Affordable Art Fair Hamburg, zweiter Tag, Vernissage, um uns herum Besucherinnen und Besucher, die einen interessiert und neugierig, die anderen schlendern mit einem Glas Wein in der Hand an uns vorbei. Zeit für ein Gespräch? Nicht wirklich und doch, wir fangen einfach an, so wie ein Bild beginnt, mit dem Blick, mit einer Idee, die ihre eigenen Wege nimmt.
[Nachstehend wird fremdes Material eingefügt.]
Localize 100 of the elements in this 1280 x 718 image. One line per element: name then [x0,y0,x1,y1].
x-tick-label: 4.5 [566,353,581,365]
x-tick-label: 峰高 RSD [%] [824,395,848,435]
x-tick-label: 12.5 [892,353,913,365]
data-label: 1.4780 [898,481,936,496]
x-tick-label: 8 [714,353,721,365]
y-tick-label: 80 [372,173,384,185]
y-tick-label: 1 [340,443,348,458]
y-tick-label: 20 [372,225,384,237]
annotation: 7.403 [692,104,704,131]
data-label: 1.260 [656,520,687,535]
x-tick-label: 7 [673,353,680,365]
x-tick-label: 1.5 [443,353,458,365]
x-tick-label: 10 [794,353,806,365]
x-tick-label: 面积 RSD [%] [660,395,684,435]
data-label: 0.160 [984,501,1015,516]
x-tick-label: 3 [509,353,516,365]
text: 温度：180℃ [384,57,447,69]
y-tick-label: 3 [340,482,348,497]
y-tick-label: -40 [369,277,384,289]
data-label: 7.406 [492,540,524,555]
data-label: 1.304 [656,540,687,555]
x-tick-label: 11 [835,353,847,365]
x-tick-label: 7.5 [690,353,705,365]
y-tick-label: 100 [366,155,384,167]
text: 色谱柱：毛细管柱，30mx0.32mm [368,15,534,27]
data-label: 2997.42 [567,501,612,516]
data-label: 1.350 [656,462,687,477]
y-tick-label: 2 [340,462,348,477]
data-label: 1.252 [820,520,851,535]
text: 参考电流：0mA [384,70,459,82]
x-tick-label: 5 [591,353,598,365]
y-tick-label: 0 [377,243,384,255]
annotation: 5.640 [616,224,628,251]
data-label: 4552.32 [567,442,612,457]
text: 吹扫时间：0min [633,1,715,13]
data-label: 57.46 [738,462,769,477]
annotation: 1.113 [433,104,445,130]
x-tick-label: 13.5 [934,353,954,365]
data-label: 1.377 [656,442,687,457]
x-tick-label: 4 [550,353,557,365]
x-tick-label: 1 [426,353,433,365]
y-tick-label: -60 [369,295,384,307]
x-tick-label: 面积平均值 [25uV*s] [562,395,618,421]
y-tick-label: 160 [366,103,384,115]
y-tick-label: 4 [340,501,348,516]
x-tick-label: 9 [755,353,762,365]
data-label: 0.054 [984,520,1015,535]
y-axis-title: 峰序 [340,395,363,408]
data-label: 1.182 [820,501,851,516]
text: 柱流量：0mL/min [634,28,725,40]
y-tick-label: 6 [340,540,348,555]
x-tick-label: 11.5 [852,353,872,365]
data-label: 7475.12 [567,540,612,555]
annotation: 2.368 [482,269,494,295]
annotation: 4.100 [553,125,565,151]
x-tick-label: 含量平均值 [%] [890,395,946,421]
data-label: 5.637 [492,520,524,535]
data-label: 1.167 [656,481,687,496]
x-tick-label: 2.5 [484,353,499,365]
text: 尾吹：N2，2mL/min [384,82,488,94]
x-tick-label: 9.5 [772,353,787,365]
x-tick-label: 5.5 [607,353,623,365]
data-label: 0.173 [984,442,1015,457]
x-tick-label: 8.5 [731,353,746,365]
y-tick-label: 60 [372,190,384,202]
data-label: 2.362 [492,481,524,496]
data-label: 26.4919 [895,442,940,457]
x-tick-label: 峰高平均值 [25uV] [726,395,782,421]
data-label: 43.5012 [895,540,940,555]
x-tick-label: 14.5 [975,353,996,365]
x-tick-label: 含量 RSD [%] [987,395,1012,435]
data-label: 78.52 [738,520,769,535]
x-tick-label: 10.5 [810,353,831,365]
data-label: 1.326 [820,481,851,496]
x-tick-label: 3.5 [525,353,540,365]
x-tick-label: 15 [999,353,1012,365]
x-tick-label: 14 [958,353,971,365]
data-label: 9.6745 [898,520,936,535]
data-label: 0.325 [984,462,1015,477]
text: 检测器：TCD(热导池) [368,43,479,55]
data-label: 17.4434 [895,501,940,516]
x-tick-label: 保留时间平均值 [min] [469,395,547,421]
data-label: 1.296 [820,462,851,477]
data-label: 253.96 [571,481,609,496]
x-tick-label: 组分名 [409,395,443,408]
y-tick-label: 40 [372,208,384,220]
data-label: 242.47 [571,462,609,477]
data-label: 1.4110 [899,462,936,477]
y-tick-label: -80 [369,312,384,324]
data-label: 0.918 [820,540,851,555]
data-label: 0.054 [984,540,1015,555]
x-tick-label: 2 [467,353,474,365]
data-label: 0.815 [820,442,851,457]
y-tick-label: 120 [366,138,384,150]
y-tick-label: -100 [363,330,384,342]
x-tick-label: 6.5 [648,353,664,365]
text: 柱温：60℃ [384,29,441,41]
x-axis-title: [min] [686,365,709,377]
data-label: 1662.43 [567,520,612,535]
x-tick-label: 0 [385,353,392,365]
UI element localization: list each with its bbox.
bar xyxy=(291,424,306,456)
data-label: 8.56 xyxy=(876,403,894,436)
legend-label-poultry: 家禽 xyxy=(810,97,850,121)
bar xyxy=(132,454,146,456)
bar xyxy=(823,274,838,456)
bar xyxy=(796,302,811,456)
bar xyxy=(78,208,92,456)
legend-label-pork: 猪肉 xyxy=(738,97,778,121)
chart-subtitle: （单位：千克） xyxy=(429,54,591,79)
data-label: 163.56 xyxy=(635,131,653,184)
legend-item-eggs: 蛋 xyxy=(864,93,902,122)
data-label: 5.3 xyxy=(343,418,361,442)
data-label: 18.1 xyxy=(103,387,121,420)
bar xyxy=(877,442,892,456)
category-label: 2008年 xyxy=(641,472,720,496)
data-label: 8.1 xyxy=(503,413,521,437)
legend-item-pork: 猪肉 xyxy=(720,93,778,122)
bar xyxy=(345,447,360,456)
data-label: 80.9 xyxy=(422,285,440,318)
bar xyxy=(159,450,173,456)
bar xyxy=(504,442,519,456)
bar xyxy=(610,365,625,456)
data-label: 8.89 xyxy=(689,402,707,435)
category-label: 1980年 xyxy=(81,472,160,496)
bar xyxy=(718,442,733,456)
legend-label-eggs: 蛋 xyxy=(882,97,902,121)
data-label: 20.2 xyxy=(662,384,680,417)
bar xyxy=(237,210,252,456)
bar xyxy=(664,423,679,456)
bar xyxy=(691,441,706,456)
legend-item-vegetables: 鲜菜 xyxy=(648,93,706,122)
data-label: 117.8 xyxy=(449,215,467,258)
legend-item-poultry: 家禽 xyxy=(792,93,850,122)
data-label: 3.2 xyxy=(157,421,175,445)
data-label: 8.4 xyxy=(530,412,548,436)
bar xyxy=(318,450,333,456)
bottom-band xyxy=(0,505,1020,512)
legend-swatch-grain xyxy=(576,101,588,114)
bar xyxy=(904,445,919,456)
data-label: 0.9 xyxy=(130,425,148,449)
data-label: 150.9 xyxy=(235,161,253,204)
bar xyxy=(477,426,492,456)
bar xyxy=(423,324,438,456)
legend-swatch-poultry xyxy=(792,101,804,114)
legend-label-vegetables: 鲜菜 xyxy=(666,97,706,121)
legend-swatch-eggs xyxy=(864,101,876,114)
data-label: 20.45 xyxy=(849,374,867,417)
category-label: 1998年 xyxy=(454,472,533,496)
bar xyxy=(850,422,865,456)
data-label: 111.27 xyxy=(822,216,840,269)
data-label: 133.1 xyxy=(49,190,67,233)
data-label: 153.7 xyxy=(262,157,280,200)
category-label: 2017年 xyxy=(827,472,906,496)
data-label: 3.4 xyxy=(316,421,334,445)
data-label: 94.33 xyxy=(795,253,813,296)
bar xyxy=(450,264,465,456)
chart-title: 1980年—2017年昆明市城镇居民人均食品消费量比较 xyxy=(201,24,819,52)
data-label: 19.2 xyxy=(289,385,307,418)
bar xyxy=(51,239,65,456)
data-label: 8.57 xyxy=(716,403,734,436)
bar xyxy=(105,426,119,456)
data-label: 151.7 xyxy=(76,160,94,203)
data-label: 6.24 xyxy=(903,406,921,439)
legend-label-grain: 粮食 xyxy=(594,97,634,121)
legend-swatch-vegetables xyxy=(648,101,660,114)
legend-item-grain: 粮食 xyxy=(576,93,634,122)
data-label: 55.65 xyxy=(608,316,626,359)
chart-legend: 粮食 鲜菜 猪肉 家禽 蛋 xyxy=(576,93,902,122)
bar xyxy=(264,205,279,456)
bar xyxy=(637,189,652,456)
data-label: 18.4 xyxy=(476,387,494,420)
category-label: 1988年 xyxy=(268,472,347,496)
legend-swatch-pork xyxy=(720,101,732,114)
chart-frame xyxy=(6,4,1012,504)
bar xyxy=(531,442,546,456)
Friederike Just macht es mir leicht, meine Fragen zu stellen, sie hat so ein „welcoming“ Gesicht mit den lustigen Sommersprossen und dem lachenden Mund. Gerade diese Fröhlichkeit steht jedoch im scheinbaren Widerspruch zu dem oft Dunklen ihrer Arbeiten.

Wer will schon langweilige Bilder malen, so ihre entlarvende Antwort, es muss um etwas gehen, tief reichen, an die Orte vordringen, wo die Dämonen sind, die hervorgeholt werden wollen, wie ein Schatz, eine Büchse, die die Künstlerin zu öffnen wagt.

Friederike Just, Amazonen, 2023, 163 x 148 cm, Öl auf Leinwand, € 7.500

Der Malprozess beginnt bei den Augen, dem Ausdruck, um den alles andere später kreist, die prallen, runden Formen, die weiblichen Körper, Amazonen, Kämpferinnen, in einer archaischen Ursprünglichkeit. Resolut und selbstbewusst forschend ist der Pinselstrich, der dem Unbewussten eine Form verleiht, es einkreist und manchmal beinahe hellseherisch gesellschaftliche Strömungen einfängt.

Was zu sagen ist, wird mit den Mitteln der Kunst gesagt, gebändigt, erhält eine Sprache, das Düstere ist nicht mehr eine stumme Macht, sondern gibt sich preis, schutzlos und stark, auf der Leinwand und über sie hinaus.

Links: Nagelstudio, 2023, Öl auf Leinwand, € 2,800, Rechts: Vollmond, Mix-Media auf Papier, € 1.200

Nun verstehe ich Friederikes Heiterkeit. Mit geht es ähnlich, wenn ich schreibe, dann schreibe ich mir den Druck von der Seele, die bleiernde Schwere aus dem Herzen, um danach aufzustehen und mich in das Leben zu stürzen, genauso wie ich es mir bei ihr vorstelle.

Der Plan, Öl auf Leinwand mit Rahmen, € 2.000

Eine Weile hocken wir vor dem Bild „Der Plan“, eine schwierige Arbeit, die mich mehr und mehr in ihren Bann zieht. Oft habe sie es übermalt, erzählt sie und schaut noch mal prüfend hin, so als müsse sie sich vergewissern, was sie erzählen wollte. Auch hier musste sie mehrfach Hand anlegen, bis sie den Blick ertragen konnte.

Unwillkürlich muss ich an Emil Nolde denken, an Gauguin, die Südseebilder, an ein Urmutter-sein, gute und böse Geister, die uns förmlich in das Bild hineinziehen. Der Rahmen aus dem frühen 20. Jahrhundert gehört zum Werk.

Während wir uns unterhalten, ausgeblendet das hektische Messeumfeld, spüre ich mehr und mehr in ihr diesen uralten Typus des Künstlers, der schaffen muss, jeden Tag, um sich in Balance zu halten zwischen den Extremen, der eigenen Empfindsamkeit sowie allem, was in uns und um uns herum ist. Ich frage sie, wie sehr sie das Frau-sein thematisiert. Sie schaut mich an und in ihrem Blick liegt die ganze Wucht ihrer Persönlichkeit: „Ich bin ein Frau“, antwortet sie schlicht.

Bärchen, 2023, Öl auf Leinwand, verkauft

Nun bin ich es, die lacht. Warum der ganze Überbau? Sie malt und zeichnet und das so gut, dass sich ihr die Sammlungen und Museen öffnen für Bilder wir „Bärchen“ und „Plan“ und was wir sonst noch von ihr sehen werden.